President Obama recently announced a new "surge" strategy in Afghanistan, warranting the deployment of additional 30,000 troops over the next 18 months. According to the President, the troops would come home after the 18-month period, once the Afghan security forces were appropriately trained and could protect their own country independently. As justification for the sending of troops, President Obama cited the 9-11 Al Qaeda terrorist attack on the World Trade Centre, and the lingering Al Qaeda threat from Afghanistan that has continued ever since. Thus, the United States is preventively self-defending in Afghanistan, by trying to neutralize the enemy (Al Qaeda) before it strikes again.
I believe that the President is wrong in his strategy. Afghanistan looks like another Iraq: an unstable, ethnically diverse country, poor and potentially prone to housing terrorists. In Iraq, the United States sent troops in 2003 with the goal of quickly replacing the rogue Saddam Hussein regime. When commentators say that the surge in Iraq has worked, they imply that this goal has been accomplished. At what cost, however? In 2009, we are still in Iraq. Thousands of American soldiers have died, and so have countless Iraqis, caught up in so-called sectarian violence sparked through the American involvement. We have spent billions of dollars in Iraq, neglecting domestic problems and causing a major financial crisis at home. Now, soldiers are returning from Iraq to be immediately deployed in Afghanistan. It is likely that several years from now we will still be in Afghanistan, and that the surge there could work only if we sacrifice thousands of soldiers and billions of dollars....again. When Hillary Clinton and Robert Gates were questioned by the press about the 18-month deadline for the return of our troops home, they both fidgeted with their answers and admitted that the deadline was flexible, and that the President could always change his mind. 18 months means 18 months only if the President agrees, and in the summer of 2011, he may no longer agree.

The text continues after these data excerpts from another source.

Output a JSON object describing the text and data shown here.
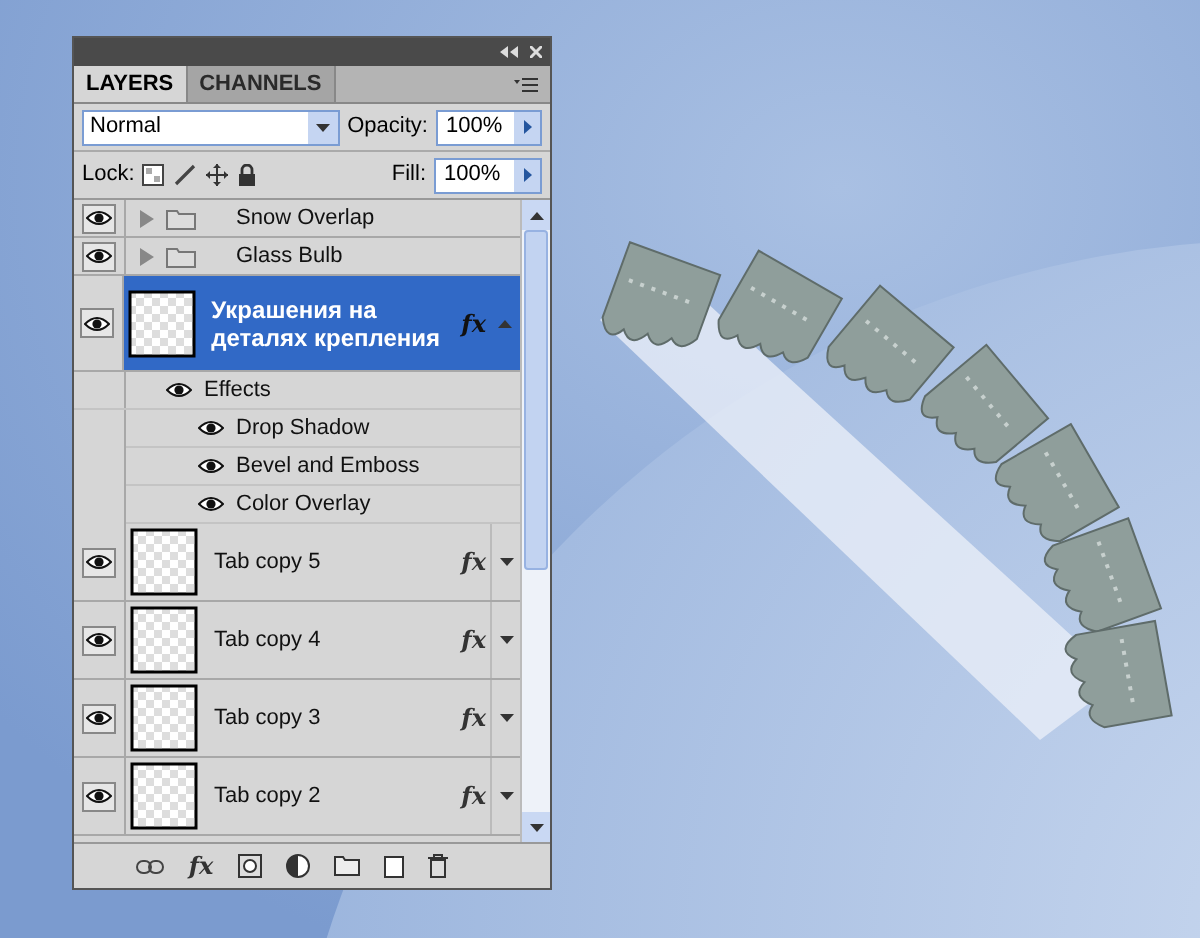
{
  "panel": {
    "tabs": [
      {
        "label": "LAYERS",
        "selected": true
      },
      {
        "label": "CHANNELS",
        "selected": false
      }
    ],
    "style_button": "fx",
    "blend_mode": "Normal",
    "opacity_label": "Opacity:",
    "opacity": "100%",
    "lock_label": "Lock:",
    "fill_label": "Fill:",
    "fill": "100%",
    "layers": [
      {
        "kind": "group",
        "name": "Snow Overlap",
        "visible": true,
        "expanded": false
      },
      {
        "kind": "group",
        "name": "Glass Bulb",
        "visible": true,
        "expanded": false
      },
      {
        "kind": "layer",
        "name": "Украшения на деталях крепления",
        "visible": true,
        "selected": true,
        "fx": "fx",
        "expanded": true,
        "effects_label": "Effects",
        "effects": [
          {
            "name": "Drop Shadow",
            "visible": true
          },
          {
            "name": "Bevel and Emboss",
            "visible": true
          },
          {
            "name": "Color Overlay",
            "visible": true
          }
        ]
      },
      {
        "kind": "layer",
        "name": "Tab copy 5",
        "visible": true,
        "selected": false,
        "fx": "fx",
        "expanded": false
      },
      {
        "kind": "layer",
        "name": "Tab copy 4",
        "visible": true,
        "selected": false,
        "fx": "fx",
        "expanded": false
      },
      {
        "kind": "layer",
        "name": "Tab copy 3",
        "visible": true,
        "selected": false,
        "fx": "fx",
        "expanded": false
      },
      {
        "kind": "layer",
        "name": "Tab copy 2",
        "visible": true,
        "selected": false,
        "fx": "fx",
        "expanded": false
      }
    ]
  }
}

Moreover, I believe that the President's justification for sending troops to Afghanistan is flawed. While the concept of preventive self-defense has evolved as an emerging norm of international law, it has not been universally accepted and countries, like the United States, that have relied on it, have been heavily criticized. When President Bush announced the infamous Bush Doctrine as justification for attacking Iraq, many world countries denounced this foreign policy and viewed the United States as an aggressor, not as a self-defender. President Obama runs the same risk with his justification of our involvement in Iraq. Al Qaeda is certainly present in Afghanistan, but this is not the only country where it hides. Its operatives train in Pakistan, Somalia, and other Arabian Peninsula countries. Does this mean that the United States should deploy troops everywhere in the world that Al Qaeda may have some presence? We cannot be everywhere at the same time, and we cannot possibly neutralize every terrorist operative. Counter intelligence should be our only strategy abroad, unless we have true evidence of an imminent threat of attack against us. Only then should we deploy thousands of troops, in the name of true self-defense. Otherwise, counter intelligence officials should protect our national safety, not thousands of soldiers. Afghanistan should not be another Iraq, and the Obama doctrine should not merge into the Bush doctrine.